Where is home away from home?

These days I live near Seattle, which is a perfect compromise between my past homes – growing up in the wild, wide open of Montana and coming of age during my college years on the eastern edge of LA County. I’m a Gemini, which explains the dichotomy between the two, opposite-seeming spaces.

My favorite home away from home is the Boulder River Valley, where I worked during college summers (and a couple of summers after that, when I was still trying to find my way in the world). It’s the most beautiful place in the universe, to me – the electricity in the air before an afternoon storm, the sound of thunder cracking off the granite mountain faces, unending shush of the river itself. More than that, the family I made there became family for life. I’m home whenever I’m with them.

My second favorite second home is Southern California. There’s an electricity there – like an underground sort of energy that makes me feel more alive, more creative, urgent. It makes me feel younger and limitless. I’m not sure how much of it is wrapped up in nostalgia and how much of it is real, but it doesn’t really matter. When I’m there, I again have family. My best friend from high school in Montana is there and she’s more akin to a sister than a friend. Her family is my family. And in that way, I never feel like a stranger or an intruder.

What makes you homesick?

  • Too much time on the road in unfamiliar places
  • No introvert time; too much noise
  • Seeing other people’s dogs
  • Adam’s voice on the phone
  • Meadowlarks and magpies
  • 'A Sort of Homecoming' by U2.

What smells remind you of being home?

  • Strong coffee
  • Pine trees
  • Light rain
  • Ironed sheets – cool but sweetly singed
  • Sun- warmed sagebrush
  • 'Frito' dog feet.



Read Camille's short story 'The Pros and Cons of Montana' in our AMERICANA issue and submit to HOME here (before midnight tonight, GMT!).

Camille Griep makes her home in the Pacific Northwest with her partner Adam and their two bulldogges, Dutch and Hippo.
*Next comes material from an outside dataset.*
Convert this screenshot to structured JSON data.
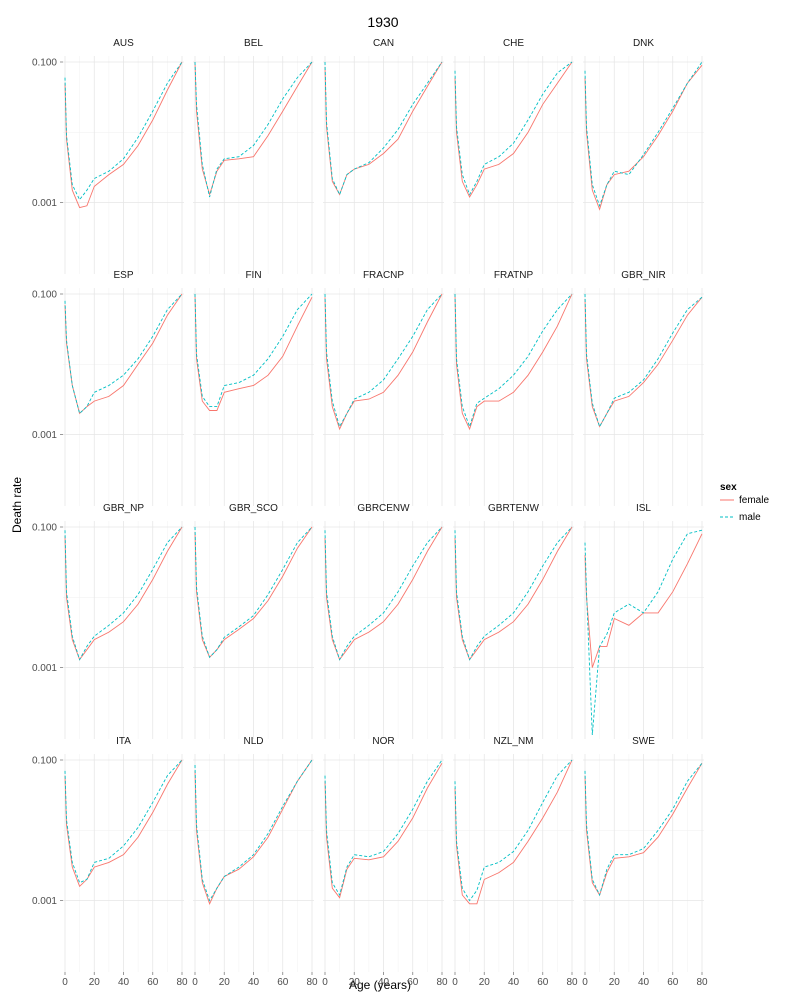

The editor of Easy Street and senior editor at The Lascaux Review, she also serves as an editor and communications director for Prison Renaissance, a nonprofit fostering mentorship and collaboration between free and incarcerated artists. In addition to the novels Letters to Zell and New Charity Blues, she has published a modest catalogue of short fiction, poetry, and creative nonfiction.